First off, let's put questions about GMAT Prep questions in the proper forum. I'll move this thread over there for future students.

Second, if it's in the correct answer (or in this case, all of them), learn to accept the GMAT's answer as correct.

Third, the GMAT doesn't test rules of comma usage, so on test day, it's not worth your time to investigate.

Finally, to actually answer your question as to why it's acceptable, it's because it makes the sentence cleaner and less ambiguous. Let me throw out the two modifiers and rephrase the sentence as:

Aerugo is the green "bloom" visible on many copper items, and is produced over the course of time by the exposure of the metal to the oxygen in the atmosphere.

Notice the parallelism here involves Aerugo doing two things: Aerugo is X (the green bloom) and Y (produced over time). But the problem is that there is a word WITHIN X that could also be parallel to "produced"... "visible". So if we're not careful with this parallelism, we could get:

Aerugo is the green bloom: visible on copper items and produced over the course of time"
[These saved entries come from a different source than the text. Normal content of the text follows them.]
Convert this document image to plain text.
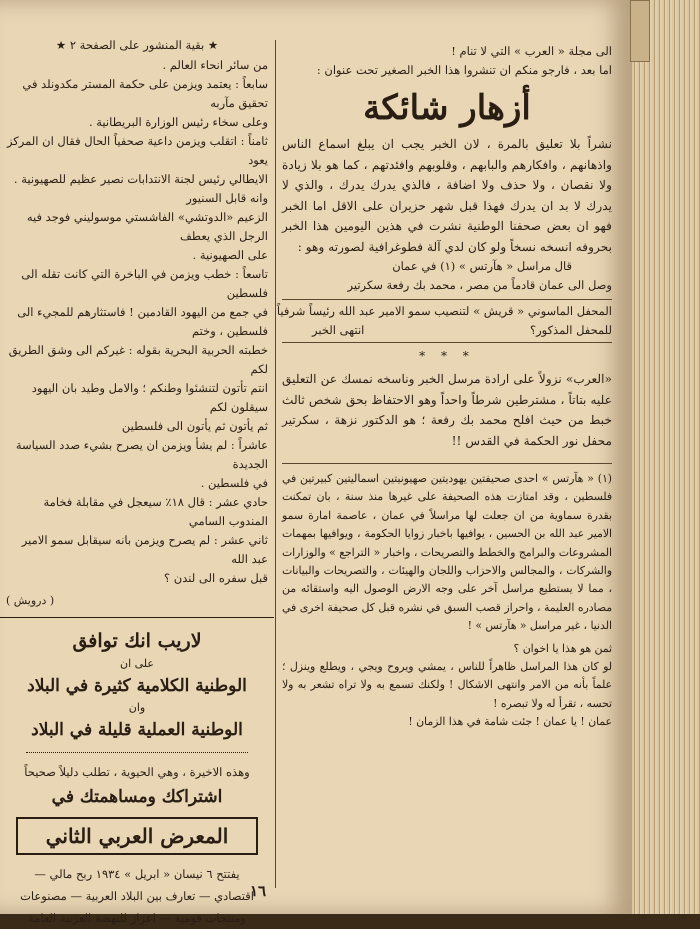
الى مجلة « العرب » التي لا تنام !

اما بعد ، فارجو منكم ان تنشروا هذا الخبر الصغير تحت عنوان :

أزهار شائكة

نشراً بلا تعليق بالمرة ، لان الخبر يجب ان يبلغ اسماع الناس واذهانهم ، وافكارهم والبابهم ، وقلوبهم وافئدتهم ، كما هو بلا زيادة ولا نقصان ، ولا حذف ولا اضافة ، فالذي يدرك يدرك ، والذي لا يدرك لا بد ان يدرك فهذا قبل شهر حزيران على الاقل اما الخبر فهو ان بعض صحفنا الوطنية نشرت في هذين اليومين هذا الخبر بحروفه انسخه نسخاً ولو كان لدي آلة فطوغرافية لصورته وهو :

قال مراسل « هآرتس » (١) في عمان
وصل الى عمان قادماً من مصر ، محمد بك رفعة سكرتير
المحفل الماسوني « قريش » لتنصيب سمو الامير عبد الله رئيساً شرفياً
للمحفل المذكور؟
انتهى الخبر
* * *

«العرب» نزولاً على ارادة مرسل الخبر وناسخه نمسك عن التعليق عليه بتاتاً ، مشترطين شرطاً واحداً وهو الاحتفاظ بحق شخص ثالث خبط من حيث افلح محمد بك رفعة ؛ هو الدكتور نزهة ، سكرتير محفل نور الحكمة في القدس !!

(١) « هآرتس » احدى صحيفتين يهوديتين صهيونيتين اسماليتين كبيرتين في فلسطين ، وقد امتازت هذه الصحيفة على غيرها منذ سنة ، بان تمكنت بقدرة سماوية من ان جعلت لها مراسلاً في عمان ، عاصمة امارة سمو الامير عبد الله بن الحسين ، يوافيها باخبار زوايا الحكومة ، ويوافيها بمهمات المشروعات والبرامج والخطط والتصريحات ، واخبار « التراجع » والوزارات والشركات ، والمجالس والاحزاب واللجان والهيئات ، والتصريحات والبيانات ، مما لا يستطيع مراسل آخر على وجه الارض الوصول اليه واستقائه من مصادره العليمة ، واحراز قصب السبق في نشره قبل كل صحيفة اخرى في الدنيا ، غير مراسل « هآرتس » !

ثمن هو هذا يا اخوان ؟

لو كان هذا المراسل ظاهراً للناس ، يمشي ويروح ويجي ، ويطلع وينزل ؛ علماً بأنه من الامر وانتهى الاشكال ! ولكنك تسمع به ولا تراه تشعر به ولا تحسه ، تقرأ له ولا تبصره !

عمان ! يا عمان ! جئت شامة في هذا الزمان !

★ بقية المنشور على الصفحة ٢ ★
من سائر انحاء العالم .
سابعاً : يعتمد ويزمن على حكمة المستر مكدونلد في تحقيق مآربه
وعلى سخاء رئيس الوزارة البريطانية .
ثامناً : اتقلب ويزمن داعية صحفياً الحال فقال ان المركز يعود
الايطالي رئيس لجنة الانتدابات نصير عظيم للصهيونية . وانه قابل السنيور
الزعيم «الدوتشي» الفاشستي موسوليني فوجد فيه الرجل الذي يعطف
على الصهيونية .
تاسعاً : خطب ويزمن في الباخرة التي كانت تقله الى فلسطين
في جمع من اليهود القادمين ! فاستثارهم للمجيء الى فلسطين ، وختم
خطبته الحربية البحرية بقوله : غيركم الى وشق الطريق لكم
انتم تأتون لتنشئوا وطنكم ؛ والامل وطيد بان اليهود سيقلون لكم
ثم يأتون ثم يأتون الى فلسطين
عاشراً : لم يشأ ويزمن ان يصرح بشيء صدد السياسة الجديدة
في فلسطين .
حادي عشر : قال ١٨٪ سيعجل في مقابلة فخامة المندوب السامي
ثاني عشر : لم يصرح ويزمن بانه سيقابل سمو الامير عبد الله
قبل سفره الى لندن ؟
( درويش )
لاريب انك توافق
على ان
الوطنية الكلامية كثيرة في البلاد
وان
الوطنية العملية قليلة في البلاد
وهذه الاخيرة ، وهي الحيوية ، تطلب دليلاً صحيحاً
اشتراكك ومساهمتك في
المعرض العربي الثاني
يفتتح ٦ نيسان « ابريل » ١٩٣٤ ربح مالي —
اقتصادي — تعارف بين البلاد العربية — مصنوعات
ومنتجات قومية — اعزاز للنهضة العربية العامة
١٦
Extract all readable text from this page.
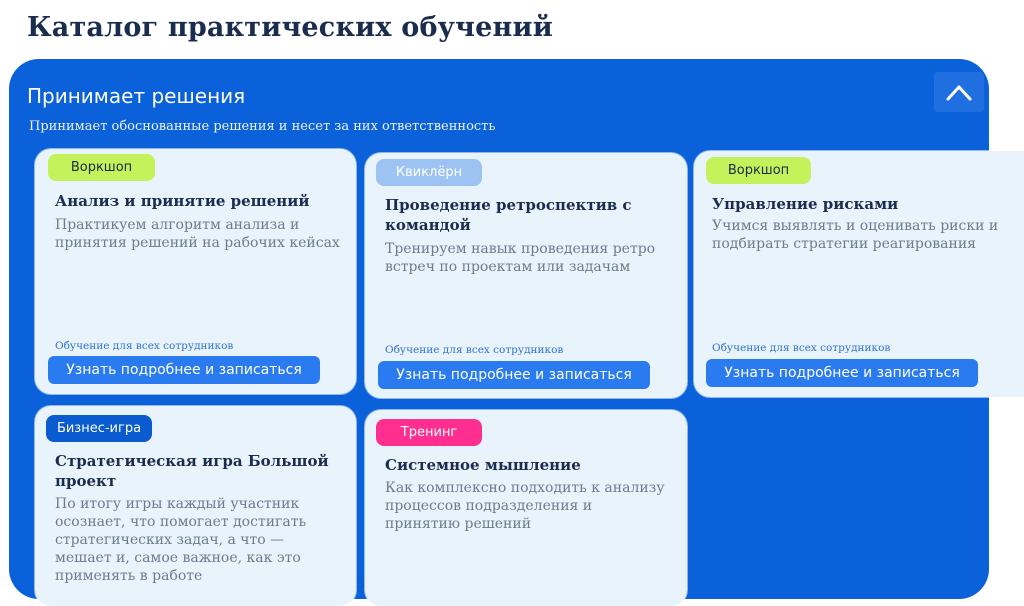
Каталог практических обучений
Принимает решения
Принимает обоснованные решения и несет за них ответственность
Воркшоп
Анализ и принятие решений
Практикуем алгоритм анализа и принятия решений на рабочих кейсах
Обучение для всех сотрудников
Узнать подробнее и записаться
Квиклёрн
Проведение ретроспектив с командой
Тренируем навык проведения ретро встреч по проектам или задачам
Обучение для всех сотрудников
Узнать подробнее и записаться
Воркшоп
Управление рисками
Учимся выявлять и оценивать риски и подбирать стратегии реагирования
Обучение для всех сотрудников
Узнать подробнее и записаться
Бизнес-игра
Стратегическая игра Большой проект
По итогу игры каждый участник осознает, что помогает достигать стратегических задач, а что — мешает и, самое важное, как это применять в работе
Тренинг
Системное мышление
Как комплексно подходить к анализу процессов подразделения и принятию решений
Now we could debate about how different this meaning would be from the original, but the point is that the GMAT (or whoever wrote this sentence) did not intend this meaning, so they clarified this twofold: (1) adding a second "is" to show exactly where parallelism would be found and (2) putting a comma to offset the two clauses. This is 100% acceptable, and illustrates how the GMAT prefers clarity of meaning over rules of commas (which differ by style guide used).